Quanto è grave il fenomeno dei cosiddetti «migranti climatici»?
«Le stime ufficiali parlano di 250/300 milioni di persone che a causa di eventi naturali catastrofici saranno costrette a migrare entro il 2050».
Oggi quali sono le crisi più preoccupanti?
«In primo luogo il Sahel, a causa della desertificazione progressiva. Poi le isole del Pacifico, che rischiano di sparire per l’innalzamento degli oceani.
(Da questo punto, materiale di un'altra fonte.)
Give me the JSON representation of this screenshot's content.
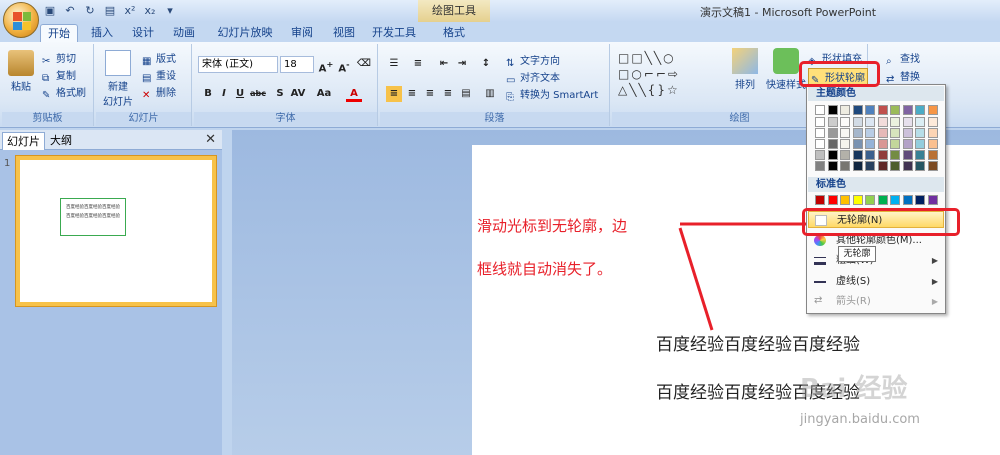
{
  "title_bar": {
    "document_title": "演示文稿1 - Microsoft PowerPoint",
    "context_tab": "绘图工具"
  },
  "tabs": [
    "开始",
    "插入",
    "设计",
    "动画",
    "幻灯片放映",
    "审阅",
    "视图",
    "开发工具",
    "格式"
  ],
  "ribbon": {
    "clipboard": {
      "paste": "粘贴",
      "cut": "剪切",
      "copy": "复制",
      "format_painter": "格式刷",
      "label": "剪贴板"
    },
    "slides": {
      "new_slide_1": "新建",
      "new_slide_2": "幻灯片",
      "layout": "版式",
      "reset": "重设",
      "delete": "删除",
      "label": "幻灯片"
    },
    "font": {
      "font_name": "宋体 (正文)",
      "font_size": "18",
      "label": "字体"
    },
    "paragraph": {
      "text_direction": "文字方向",
      "align_text": "对齐文本",
      "convert_smartart": "转换为 SmartArt",
      "label": "段落"
    },
    "drawing": {
      "arrange": "排列",
      "quick_styles": "快速样式",
      "shape_fill": "形状填充",
      "shape_outline": "形状轮廓",
      "label": "绘图"
    },
    "editing": {
      "find": "查找",
      "replace": "替换"
    }
  },
  "left_pane": {
    "tab_slides": "幻灯片",
    "tab_outline": "大纲",
    "slide_number": "1",
    "thumb_line": "百度经验百度经验百度经验"
  },
  "dropdown": {
    "theme_colors_label": "主题颜色",
    "standard_colors_label": "标准色",
    "no_outline": "无轮廓(N)",
    "more_colors": "其他轮廓颜色(M)...",
    "weight": "粗细(W)",
    "dashes": "虚线(S)",
    "arrows": "箭头(R)",
    "tooltip": "无轮廓",
    "theme_row": [
      "#ffffff",
      "#000000",
      "#eeece1",
      "#1f497d",
      "#4f81bd",
      "#c0504d",
      "#9bbb59",
      "#8064a2",
      "#4bacc6",
      "#f79646"
    ],
    "standard_row": [
      "#c00000",
      "#ff0000",
      "#ffc000",
      "#ffff00",
      "#92d050",
      "#00b050",
      "#00b0f0",
      "#0070c0",
      "#002060",
      "#7030a0"
    ]
  },
  "slide": {
    "line1": "百度经验百度经验百度经验",
    "line2": "百度经验百度经验百度经验"
  },
  "annotation": {
    "line1": "滑动光标到无轮廓，边",
    "line2": "框线就自动消失了。"
  },
  "watermark": {
    "logo": "Bai 经验",
    "url": "jingyan.baidu.com"
  }
}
Infine lo scioglimento dei ghiacci sulle Ande e l’Himalaya, che compromette le riserve idriche».
È ottimista per il futuro?
«La situazione è grave, ma possiamo ancora invertire la rotta. Dobbiamo adottare quelle che noi definiamo “strategie doppiamente vincenti”».
Per esempio?
«Trasformare i terreni desertici in aree coltivabili: otterremo un assorbitore naturale di anidride carbonica e uno strumento di sussistenza per combattere la fame».